Análise de técnicas de ajuste fino em classificação de texto

Detalhes bibliográficos
Ano de defesa: 2024
Autor(a) principal: Pires, Tobias Gonçalves lattes
Orientador(a): Soares, Anderson da Silva
Banca de defesa: Soares, Anderson da Silva, Fanucchi, Rodrigo Zempulski, Galvão Filho, Arlindo Rodrigues
Tipo de documento: Dissertação
Tipo de acesso: Acesso aberto
Idioma: por
Instituição de defesa: Universidade Federal de Goiás
Programa de Pós-Graduação: Programa de Pós-graduação em Ciência da Computação (INF)
Departamento: Instituto de Informática - INF (RMG)
País: Brasil
Palavras-chave em Português:
Palavras-chave em Inglês:
Área do conhecimento CNPq:
Link de acesso: http://repositorio.bc.ufg.br/tede/handle/tede/13751
Resumo: Natural Language Processing (NLP) aims to develop models that enable computers to understand, interpret, process and generate text in a way similar to human communication.

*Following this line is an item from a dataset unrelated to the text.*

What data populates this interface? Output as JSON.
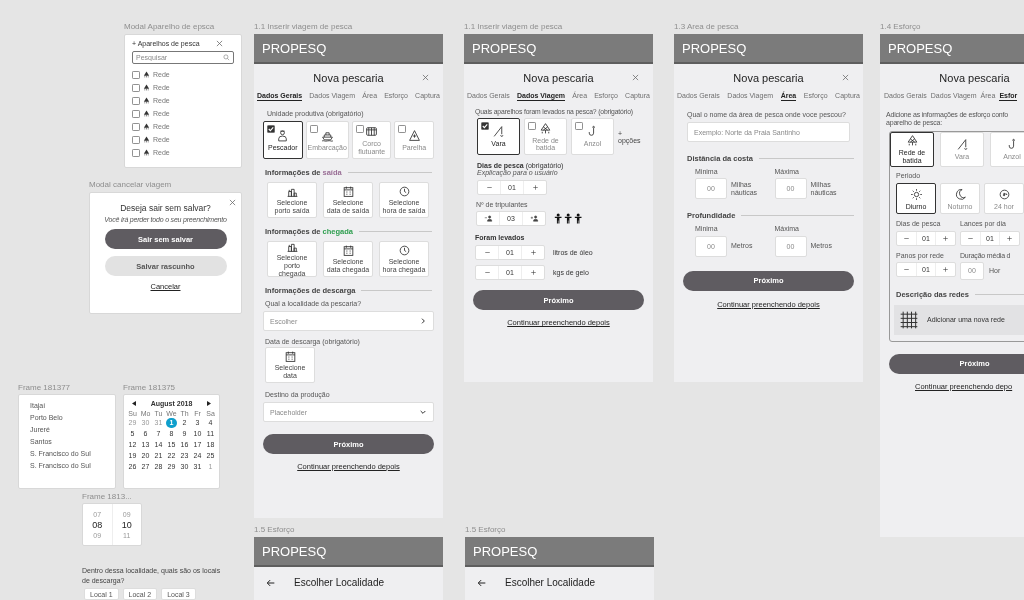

The last decade has seen significant advances in the field, with the introduction of deep neural network models, and the subsequent evolution of the architecture of these models such as the attention mechanism and the Transformers architecture, culminating in language models such as ELMo, BERT and GPT. And later models called Large Language Models (LLMs) improved the ability to understand and generate texts in a sophisticated way. Pre-trained models offer the advantage of reusing knowledge accumulated from vast datasets, although specific fine-tuning is required for individual tasks. However, training and tuning these models consumes a lot of processing resources, making it unfeasible for many organizations due to high costs. In resource-constrained environments, efficient fine-tuning techniques such as LoRA (Low-Rank Adaptation) were developed to optimize the model adaptation process, minimizing the number of adjustable parameters and avoiding overfitting. These techniques allow for faster and more economical training, while maintaining the robustness and generalization of the models. This work evaluates three efficient fine-tuning techniques LoRA, AdaLoRA and IA3 (in addition to full fine-tuning) in terms of memory consumption, training time and accuracy, using the DistilBERT, Roberta-base and TinyLlama models on different datasets (AG News, IMDb and SNLI).